# Flavour World Baker Boys Peppermint Tart



## LeislB (17/10/21)

I was fortunate enough to receive a sample of this profile to review from @Flavour world Sa, many thanks for this awesome treat.

The opinion expressed here is my own based on my personal tastes. I have no affiliation with the juice maker or supplier.

*My review follows:*

*Device:* Vapor storm Puma, dual18650 mod
*Atty:* My go to dessert tank - Dead Rabbit V2 RTA 
*Coils:* Lazy Panda Nano Aliens V2, 2.5mm lD, 0.2 ohm resistance
*Wattage: *65-75W
*Cotton:* G-Taste Shoelace
Mixture: 18% as recommended
*VG/PG: *70/30
*Nic Strength: *1.8mg
*Nic Brand:* TFM Prime Nic 100mg/ml PG

*Smell:*
Beautifully balanced strong Caramel with mint backing and a sweet tennis biscuit base. 

*Finger Test:*
Right off the bat I can taste a very strong Peppermint.
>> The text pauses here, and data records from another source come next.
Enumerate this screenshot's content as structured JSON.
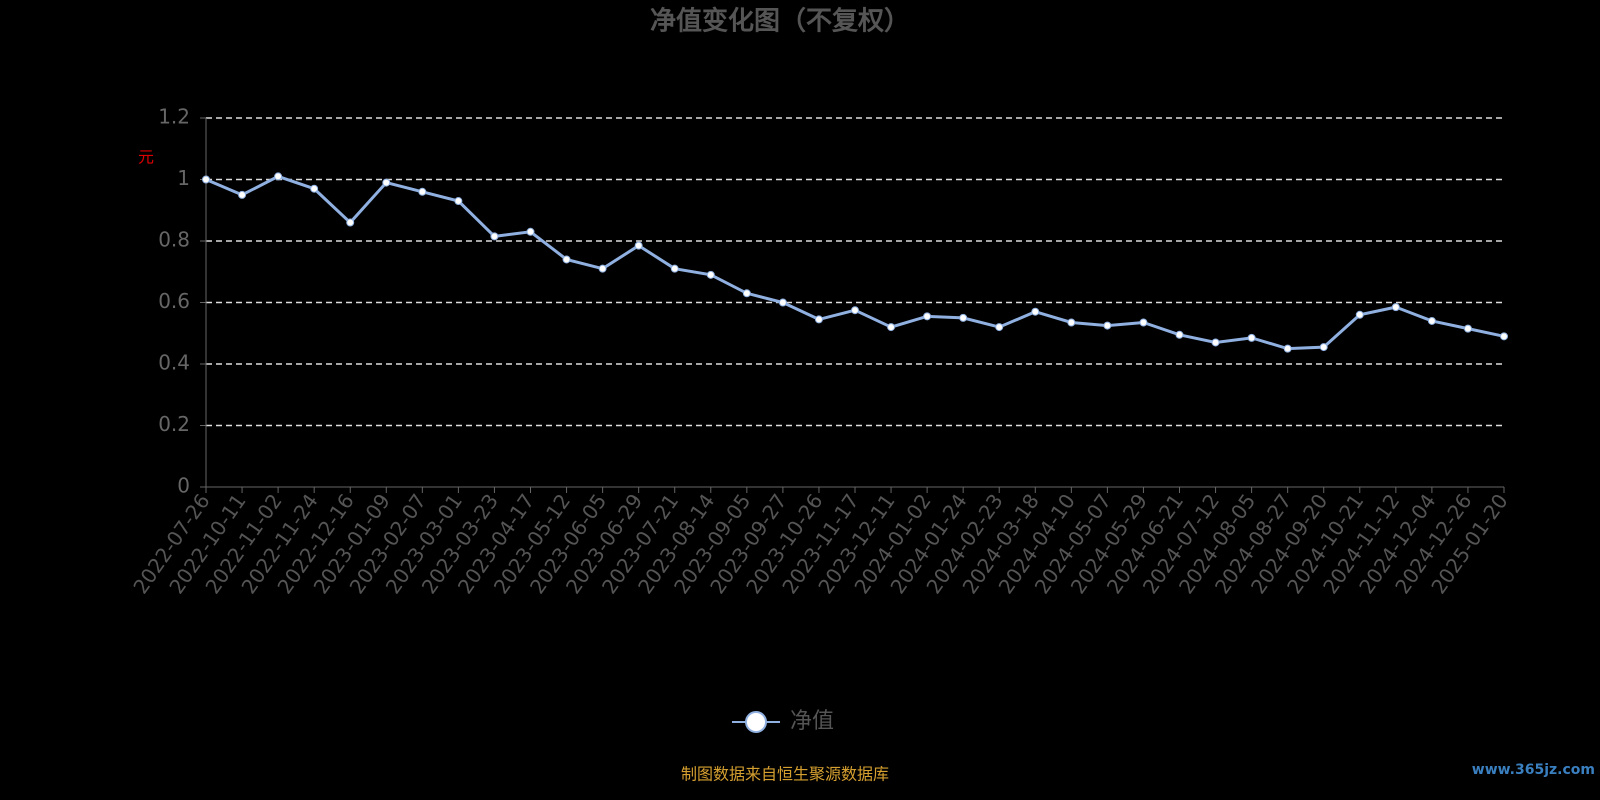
{
  "chart_data": {
    "type": "line",
    "title": "净值变化图（不复权）",
    "y_label": "元",
    "categories": [
      "2022-07-26",
      "2022-10-11",
      "2022-11-02",
      "2022-11-24",
      "2022-12-16",
      "2023-01-09",
      "2023-02-07",
      "2023-03-01",
      "2023-03-23",
      "2023-04-17",
      "2023-05-12",
      "2023-06-05",
      "2023-06-29",
      "2023-07-21",
      "2023-08-14",
      "2023-09-05",
      "2023-09-27",
      "2023-10-26",
      "2023-11-17",
      "2023-12-11",
      "2024-01-02",
      "2024-01-24",
      "2024-02-23",
      "2024-03-18",
      "2024-04-10",
      "2024-05-07",
      "2024-05-29",
      "2024-06-21",
      "2024-07-12",
      "2024-08-05",
      "2024-08-27",
      "2024-09-20",
      "2024-10-21",
      "2024-11-12",
      "2024-12-04",
      "2024-12-26",
      "2025-01-20"
    ],
    "series": [
      {
        "name": "净值",
        "color": "#8fb0e0",
        "values": [
          1.0,
          0.95,
          1.01,
          0.97,
          0.86,
          0.99,
          0.96,
          0.93,
          0.815,
          0.83,
          0.74,
          0.71,
          0.785,
          0.71,
          0.69,
          0.63,
          0.6,
          0.545,
          0.575,
          0.52,
          0.555,
          0.55,
          0.52,
          0.57,
          0.535,
          0.525,
          0.535,
          0.495,
          0.47,
          0.485,
          0.45,
          0.455,
          0.56,
          0.585,
          0.54,
          0.515,
          0.49
        ]
      }
    ],
    "ylim": [
      0,
      1.2
    ],
    "yticks": [
      0,
      0.2,
      0.4,
      0.6,
      0.8,
      1,
      1.2
    ],
    "grid": true,
    "legend": "bottom",
    "source": "制图数据来自恒生聚源数据库",
    "watermark": "www.365jz.com"
  }
}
This is followed with a coating of Caramel. I don't get any biscuit.

*Vaping:*
Majority dessert flavours unfortunately make me cough, this one is thankfully an exception. I found the airflow closed just under half way was a perfect vape at 65W. I was very worried that this would be an overwhelminlg minty vape. I'm delighted to report that while the mint is one of the dominant flavours its the perfect amount. On the inhale you immediately get a sweet mint and feel the mintiness in your nose. There is a distinctive biscuit with ever so slight coconut accent. It's followed by a rich, creamy and absolutely delicious caramel. The lasting flavour on the palette is caramel and a tennis biscuit vibe with a wiff of mint.

*Off Notes:*
I let the juice steep for just over 2 weeks. There were no off notes at all.

*Final thoughts:*
This is a delicious, not overly sweet caramel mint dessert sensation. If you think about those Peppermint crisp tarts from 80's parties with cream on top and shavings of Peppermint crisp, this is exactly that in a vape juice. I find mint dominates most juices I've tried but this one achieves a precise balance. I would highly recommend this juice to all vapers to try.

I vape predominantly icy fruit juices but this is a deliciously welcome change.

Reactions: Winner 6 | Informative 3


----------